Лупит артиллерия по полю,
Где военных нету и в помине.
Говорят, у них потерь поболе.
Говорят, у нас потерь помене.
Беженцы идут сплошной толпою...
Мальчик подрывается на мине...
С каждым днем становится все гаже…
Бог молчит пока… Но что-то скажет!
Война
Сыплется густо осколков окалина –
Стоны разносит взрывная волна.
Шастает по полю баба охальная,
Злая, бесстыжая тетка – война.
Вот она суть ее подлая, б***ская:
Смерть раздает – так одну на троих,
Задом железным над пажитью лязгая,
Весь чернозем до крови раскроив.
Мало здесь было жизней положено?
Мало посеяно было костей?
Что она снова орет заполошно
И созывает на пьянку гостей?
Что ж, приходите – дорога не дальняя.
Все вы упьетесь здесь допьяна.
Мечется по полю баба охальная –
То ли гражданская, то ли локальная
То ли уже мировая война.
Ходила Богородица по мукам
Ходила Богородица по мукам,
По адовым кругам – и с каждым кругом
Все меньше оставалось бренных сил.
И плакала, сердешная.
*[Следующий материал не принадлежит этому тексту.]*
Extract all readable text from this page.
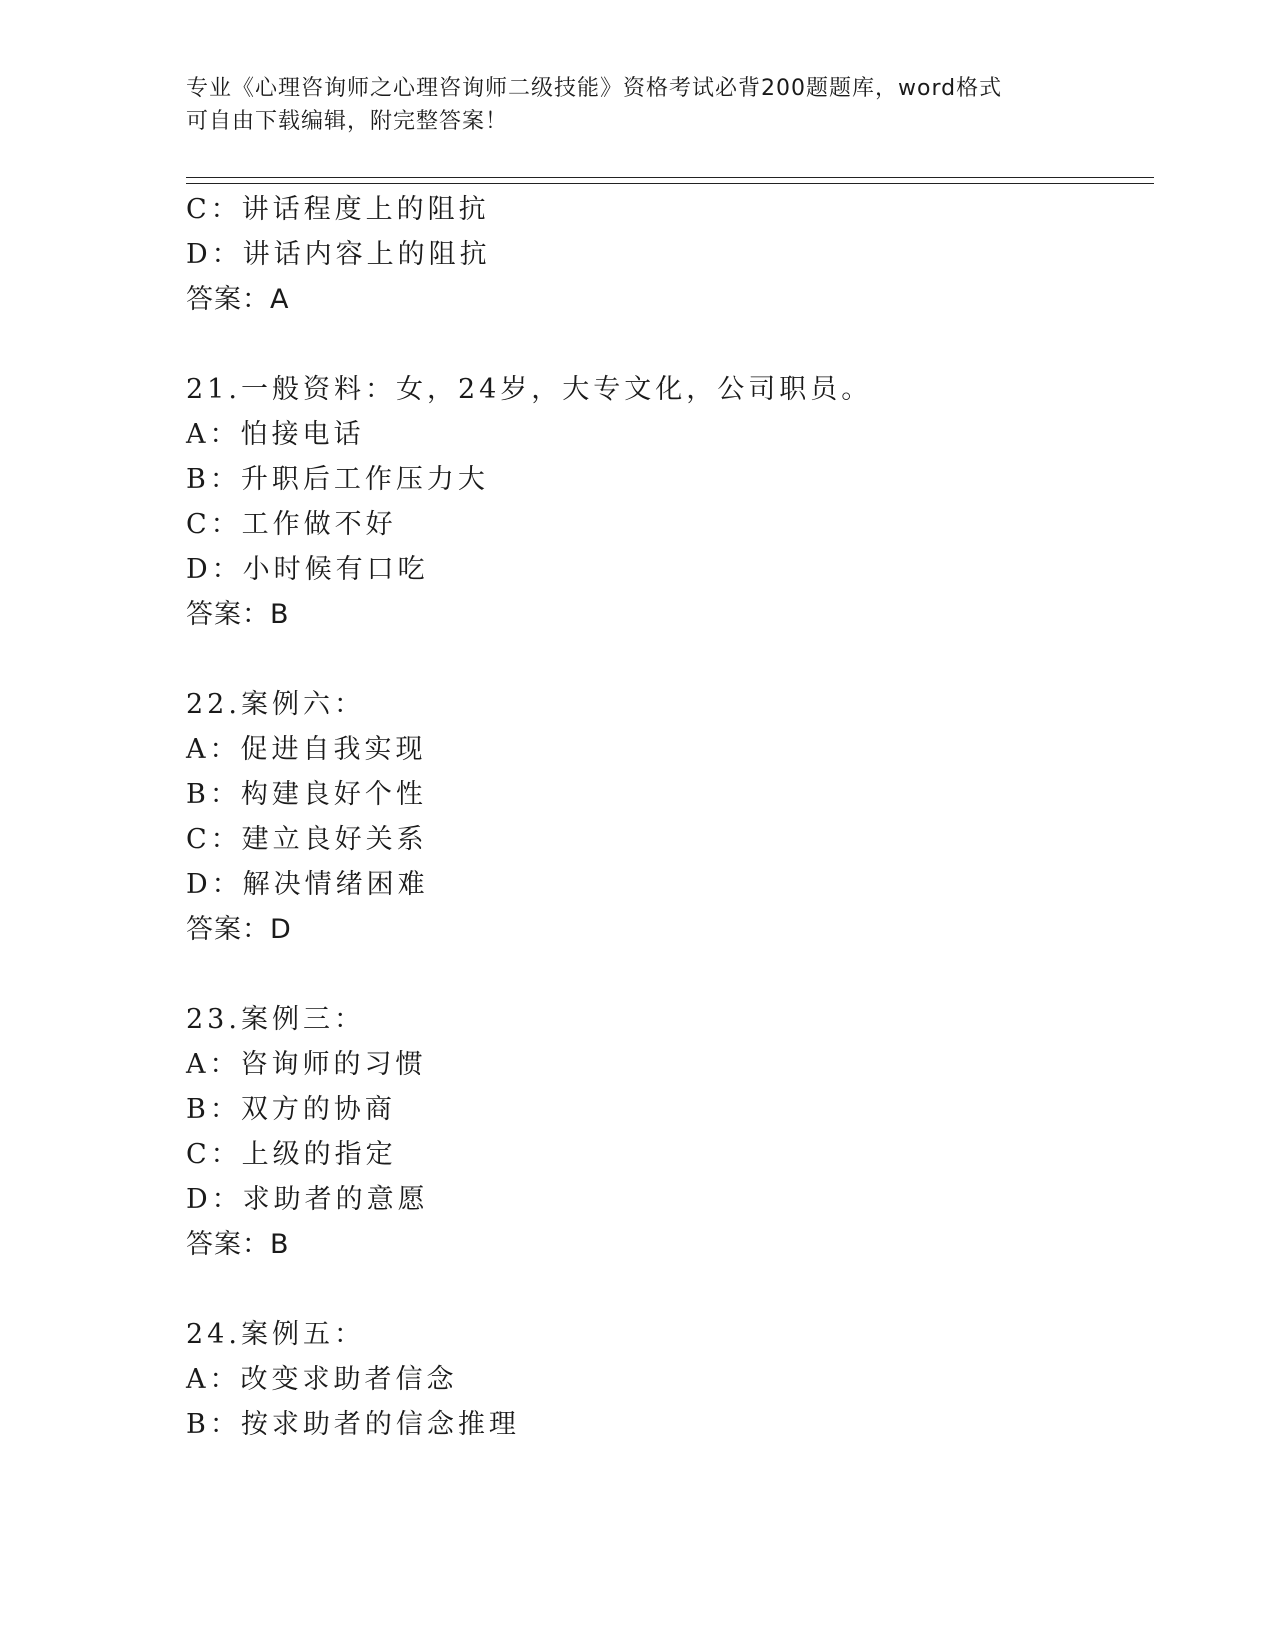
专业《心理咨询师之心理咨询师二级技能》资格考试必背200题题库，word格式
可自由下载编辑，附完整答案！
C：讲话程度上的阻抗
D：讲话内容上的阻抗
答案：A
21.一般资料：女，24岁，大专文化，公司职员。
A：怕接电话
B：升职后工作压力大
C：工作做不好
D：小时候有口吃
答案：B
22.案例六：
A：促进自我实现
B：构建良好个性
C：建立良好关系
D：解决情绪困难
答案：D
23.案例三：
A：咨询师的习惯
B：双方的协商
C：上级的指定
D：求助者的意愿
答案：B
24.案例五：
A：改变求助者信念
B：按求助者的信念推理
И тихо
Просила не спешить архистратига.
Но шел вперед небесный Михаил.
По тернию, по угольям босыми
Ступая ноженьками, думала о Сыне.
По зыбям мертвым и пустыням шла,
Где ни одной звезды на небосводе,
Где страшен гнев, где темен лик Господень,
Где участь всех горька и тяжела!
И молнии, разящие из мрака,
И вихри, восходящие из праха,
И души, вопиющие из ям –
Все сердце материнское объемлет,
Всем жалобам, мольбам и воплям внемлет.
И лик ее любовью осиян.
В кромешной тьме цинизма и безверья
Бреду, как пес, мучительно трезвея,
На тихий свет, что теплится вдали.
Спаси, Пречистая, глухие души
От муки атомной и смертной стужи.
И жажду истины любовью утоли!
Опять со станции Лихая
Опять со станции Лихая
Уходит поезд на восток.
И ночь уходит, полыхая,
От Волгограда за Ростов.
Донская степь звенит на стыках
Пустых дорог и тишины.
И горько спят в вагонах тихих
Бегущие от той войны.
И лишь мальчишку из Луганска
Не успокоит проводник,
Когда опять свистит фугаска,
Убившая его родных.
Песня
На осеннем ветру, на высоком юру,
Под измученным небом донецким
Я б нашел поутру свою смерть, как сестру,
Я б простился с родными – да не с кем.
Моих самых родных нету больше в живых –
Как один все фугаской убиты.
А у дальних моих на распутьях кривых
Память выклевал ворон сердитый.
Рядом пули свистят, рядом танки горят
И дымы, словно души, – белесы.
Погибают друзья, убывает заря,
А меня душат горькие слезы.
Пусть я тоже умру – смерть красна на миру.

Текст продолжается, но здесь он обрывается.